The National Rifle Association took aim at U.S. Senators this week sending out a letter opposing the DISCLOSE Act of 2012. Inclusive in the letter as a warning to any Senators considering voting in favor of the bill that:
“Due to the importance of the fundamental speech and associational rights of the National Rifle Association’s four million members, and considering the blatant attack on those rights that S. 3369 represents, we strongly oppose the DISCLOSE Act and will consider votes on this legislation in future candidate evaluations.”
The proposed legislation would require groups that choose to run outside political ads to tell voters which donors funded the ads. Currently, these “independent expenditure” attack ads are permissible under the recent Citizens United ruling. The letter threatens that the NRA will come after Senators backing transparency for secret money attack ads by scoring the issue in its legislative scorecard for congress.
The full text of the letter below was obtained by ThinkProgress:
July 12, 2012
Dear Senator,
I am writing to express the National Rifle Association’s strong opposition to S. 3369, the DISCLOSE Act.
In its landmark Citizens United decision, the U.S. Supreme Court struck down the federal ban on certain political speech by nonprofit membership associations, including the National Rifle Association. In an effort to mischaracterize that ruling as something other than a vindication of the free speech and associational rights of millions of American citizens, some have repeatedly attempted to effectively reverse or significantly limit the scope of Citizens United. The latest attempt in this regard is S. 3369.
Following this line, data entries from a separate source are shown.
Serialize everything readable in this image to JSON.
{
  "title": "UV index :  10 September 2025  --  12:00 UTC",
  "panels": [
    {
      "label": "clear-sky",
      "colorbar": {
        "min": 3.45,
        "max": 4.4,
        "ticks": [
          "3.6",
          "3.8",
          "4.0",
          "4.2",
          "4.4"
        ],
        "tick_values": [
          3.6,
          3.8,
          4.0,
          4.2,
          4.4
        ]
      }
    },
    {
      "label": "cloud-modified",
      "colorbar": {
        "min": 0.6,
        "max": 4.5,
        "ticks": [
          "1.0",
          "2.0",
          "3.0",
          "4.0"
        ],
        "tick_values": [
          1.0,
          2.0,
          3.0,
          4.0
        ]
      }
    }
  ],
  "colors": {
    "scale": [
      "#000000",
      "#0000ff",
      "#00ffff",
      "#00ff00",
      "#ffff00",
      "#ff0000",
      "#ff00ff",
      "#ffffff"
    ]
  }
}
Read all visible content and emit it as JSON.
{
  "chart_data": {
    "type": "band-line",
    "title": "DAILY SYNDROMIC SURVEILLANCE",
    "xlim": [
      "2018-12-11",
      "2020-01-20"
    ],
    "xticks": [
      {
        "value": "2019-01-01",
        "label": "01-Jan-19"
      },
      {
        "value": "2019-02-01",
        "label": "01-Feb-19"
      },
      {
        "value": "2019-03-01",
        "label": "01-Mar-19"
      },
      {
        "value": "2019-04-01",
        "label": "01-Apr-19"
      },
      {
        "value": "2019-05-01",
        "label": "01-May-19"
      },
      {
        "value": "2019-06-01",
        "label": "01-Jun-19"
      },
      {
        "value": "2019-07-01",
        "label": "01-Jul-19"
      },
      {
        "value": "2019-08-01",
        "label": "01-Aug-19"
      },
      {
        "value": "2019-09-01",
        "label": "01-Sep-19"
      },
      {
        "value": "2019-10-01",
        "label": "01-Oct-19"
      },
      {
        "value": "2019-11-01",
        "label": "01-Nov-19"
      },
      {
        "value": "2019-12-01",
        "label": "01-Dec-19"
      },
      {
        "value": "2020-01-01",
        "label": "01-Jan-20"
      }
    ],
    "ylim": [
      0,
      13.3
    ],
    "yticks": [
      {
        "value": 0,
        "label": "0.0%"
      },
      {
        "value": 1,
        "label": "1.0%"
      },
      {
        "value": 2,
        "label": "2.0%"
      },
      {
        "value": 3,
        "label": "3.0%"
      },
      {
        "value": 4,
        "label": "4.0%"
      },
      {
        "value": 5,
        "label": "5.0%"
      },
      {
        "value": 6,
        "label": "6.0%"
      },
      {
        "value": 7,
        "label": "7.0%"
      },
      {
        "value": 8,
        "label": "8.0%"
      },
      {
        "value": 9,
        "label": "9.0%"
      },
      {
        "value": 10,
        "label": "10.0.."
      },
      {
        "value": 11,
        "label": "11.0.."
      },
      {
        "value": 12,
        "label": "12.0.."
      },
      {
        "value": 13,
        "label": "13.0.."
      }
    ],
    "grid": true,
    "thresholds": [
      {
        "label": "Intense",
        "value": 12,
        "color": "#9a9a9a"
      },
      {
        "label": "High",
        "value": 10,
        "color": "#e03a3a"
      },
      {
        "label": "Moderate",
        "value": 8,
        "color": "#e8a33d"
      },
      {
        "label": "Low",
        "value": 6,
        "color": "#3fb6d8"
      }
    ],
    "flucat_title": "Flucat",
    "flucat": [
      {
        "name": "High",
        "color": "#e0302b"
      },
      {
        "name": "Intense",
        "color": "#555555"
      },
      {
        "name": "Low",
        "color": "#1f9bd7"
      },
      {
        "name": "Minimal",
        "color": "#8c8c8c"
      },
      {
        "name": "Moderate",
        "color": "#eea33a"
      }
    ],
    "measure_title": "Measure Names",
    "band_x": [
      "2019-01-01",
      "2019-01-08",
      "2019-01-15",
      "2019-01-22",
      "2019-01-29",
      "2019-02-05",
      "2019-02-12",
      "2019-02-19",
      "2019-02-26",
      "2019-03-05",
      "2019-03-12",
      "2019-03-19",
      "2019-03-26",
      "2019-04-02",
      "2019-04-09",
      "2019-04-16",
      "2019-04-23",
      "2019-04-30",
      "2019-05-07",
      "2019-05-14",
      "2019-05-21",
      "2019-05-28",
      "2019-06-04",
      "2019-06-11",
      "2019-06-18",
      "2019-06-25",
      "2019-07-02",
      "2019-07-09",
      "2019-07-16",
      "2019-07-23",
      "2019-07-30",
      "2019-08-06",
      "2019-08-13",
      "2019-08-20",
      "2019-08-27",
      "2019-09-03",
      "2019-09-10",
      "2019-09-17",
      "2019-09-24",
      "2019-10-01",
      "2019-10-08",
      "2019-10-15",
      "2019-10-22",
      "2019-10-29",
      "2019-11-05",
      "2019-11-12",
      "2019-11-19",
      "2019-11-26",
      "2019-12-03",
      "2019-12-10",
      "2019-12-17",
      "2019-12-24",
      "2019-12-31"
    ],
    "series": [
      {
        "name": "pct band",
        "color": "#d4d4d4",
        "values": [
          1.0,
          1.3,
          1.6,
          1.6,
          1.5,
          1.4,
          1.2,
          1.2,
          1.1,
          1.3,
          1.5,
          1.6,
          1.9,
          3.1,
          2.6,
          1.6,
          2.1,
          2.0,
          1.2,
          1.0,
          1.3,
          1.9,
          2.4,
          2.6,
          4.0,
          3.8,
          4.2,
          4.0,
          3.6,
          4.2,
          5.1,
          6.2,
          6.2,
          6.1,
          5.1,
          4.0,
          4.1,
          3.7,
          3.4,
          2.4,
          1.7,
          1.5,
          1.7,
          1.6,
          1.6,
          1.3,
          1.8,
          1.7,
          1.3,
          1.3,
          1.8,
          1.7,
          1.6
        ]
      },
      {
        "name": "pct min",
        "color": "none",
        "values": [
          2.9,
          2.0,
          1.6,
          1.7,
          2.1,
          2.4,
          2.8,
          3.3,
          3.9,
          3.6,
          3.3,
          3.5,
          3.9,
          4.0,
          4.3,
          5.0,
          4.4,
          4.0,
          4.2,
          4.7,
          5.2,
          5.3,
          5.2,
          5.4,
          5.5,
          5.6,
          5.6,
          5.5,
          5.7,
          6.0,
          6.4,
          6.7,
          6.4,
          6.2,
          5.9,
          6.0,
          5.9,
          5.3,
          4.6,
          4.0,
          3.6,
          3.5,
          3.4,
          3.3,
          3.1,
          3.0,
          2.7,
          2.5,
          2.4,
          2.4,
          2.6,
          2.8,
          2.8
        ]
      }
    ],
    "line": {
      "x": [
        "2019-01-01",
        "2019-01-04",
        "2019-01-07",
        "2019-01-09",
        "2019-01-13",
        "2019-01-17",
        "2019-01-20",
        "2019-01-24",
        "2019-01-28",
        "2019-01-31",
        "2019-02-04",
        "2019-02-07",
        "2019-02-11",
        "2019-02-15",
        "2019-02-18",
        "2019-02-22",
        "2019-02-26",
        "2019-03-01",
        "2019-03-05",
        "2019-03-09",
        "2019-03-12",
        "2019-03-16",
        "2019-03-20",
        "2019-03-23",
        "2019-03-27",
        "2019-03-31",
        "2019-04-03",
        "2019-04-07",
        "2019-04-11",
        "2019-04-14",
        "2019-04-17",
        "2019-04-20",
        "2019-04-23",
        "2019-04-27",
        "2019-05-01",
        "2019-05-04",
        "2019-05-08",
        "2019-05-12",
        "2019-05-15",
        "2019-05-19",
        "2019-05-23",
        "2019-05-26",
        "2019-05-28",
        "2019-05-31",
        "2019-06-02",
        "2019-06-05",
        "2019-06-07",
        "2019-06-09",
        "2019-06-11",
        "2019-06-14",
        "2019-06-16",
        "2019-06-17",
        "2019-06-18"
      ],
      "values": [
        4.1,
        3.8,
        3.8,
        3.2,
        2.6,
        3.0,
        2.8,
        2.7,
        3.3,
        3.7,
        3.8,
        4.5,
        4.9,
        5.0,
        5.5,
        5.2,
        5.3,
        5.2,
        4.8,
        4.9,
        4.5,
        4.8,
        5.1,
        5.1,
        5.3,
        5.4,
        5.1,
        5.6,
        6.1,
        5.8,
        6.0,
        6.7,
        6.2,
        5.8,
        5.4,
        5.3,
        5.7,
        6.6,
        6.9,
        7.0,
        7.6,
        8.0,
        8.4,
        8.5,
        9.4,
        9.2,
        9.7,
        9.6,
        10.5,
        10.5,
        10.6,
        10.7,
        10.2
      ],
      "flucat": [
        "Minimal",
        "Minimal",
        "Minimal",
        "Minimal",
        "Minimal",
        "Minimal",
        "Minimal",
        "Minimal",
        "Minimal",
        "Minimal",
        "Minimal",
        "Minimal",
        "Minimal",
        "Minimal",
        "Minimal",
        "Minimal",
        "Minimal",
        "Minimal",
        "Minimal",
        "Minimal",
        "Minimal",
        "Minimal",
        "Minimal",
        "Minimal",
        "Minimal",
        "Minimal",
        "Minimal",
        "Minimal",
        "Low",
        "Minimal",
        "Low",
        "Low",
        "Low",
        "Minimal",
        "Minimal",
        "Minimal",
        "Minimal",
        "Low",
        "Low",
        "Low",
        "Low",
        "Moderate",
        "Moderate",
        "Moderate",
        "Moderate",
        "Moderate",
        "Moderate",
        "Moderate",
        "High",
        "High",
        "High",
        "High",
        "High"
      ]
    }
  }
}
The NRA has been around since 1871. Our members contribute for the purpose of speaking during elections and participating in the political process. We will not risk our Association or our members being silenced at election time, as S. 3369 would do, while the national news media, politicians and others are allowed to attack us at will. The NRA is a bipartisan, single-issue organization made up of millions of individual members dedicated to the protection of the Second Amendment. The NRA stands absolutely obligated to our members to ensure maximum access to the First Amendment, in order to protect and preserve the freedom of the Second Amendment.
Among the many problems with the DISCLOSE Act are its unconstitutional disclosure provisions. These provisions require organizations to turn membership and donor lists over to the government. Under the First Amendment however, as recognized in a long line of Supreme Court cases, citizens have the right to speak and associate privately and anonymously.
Further, the DISCLOSE Act creates byzantine administrative burdens that will suffocate individual citizen associations. The Court in Citizens United was clear: “As additional rules are created for regulating political speech, any speech arguably within their reach is chilled.” This bill attacks nearly all of an association’s political speech by creating an arbitrary patchwork of unprecedented tracking and disclosure requirements. Nonprofit associations would have to track the political priorities of each of its individual members. The cost of complying with these requirements will be immense; for many associations they may prohibit speaking altogether. That violates both the spirit and the letter of the First Amendment.
In addition, S. 3369 would give the FEC the power to require the NRA to reveal private, internal discussions with its millions of members about political communications. This unnecessary and burdensome requirement would leave it to government officials to make a determination about the type and volume of speech that would trigger potential criminal penalties, which is unacceptable.
Recent media accounts of retaliation against certain political donors reveal the true intent behind this legislation. It is not simply a “disclosure bill”, as its authors claim. Rather, it is a not-so-transparent attempt to rend Citizens United into a legal nullity, by chilling the very speech rights that were restored in that landmark decision.
Due to the importance of the fundamental speech and associational rights of the National Rifle Association’s four million members, and considering the blatant attack on those rights that S. 3369 represents, we strongly oppose the DISCLOSE Act and will consider votes on this legislation in future candidate evaluations.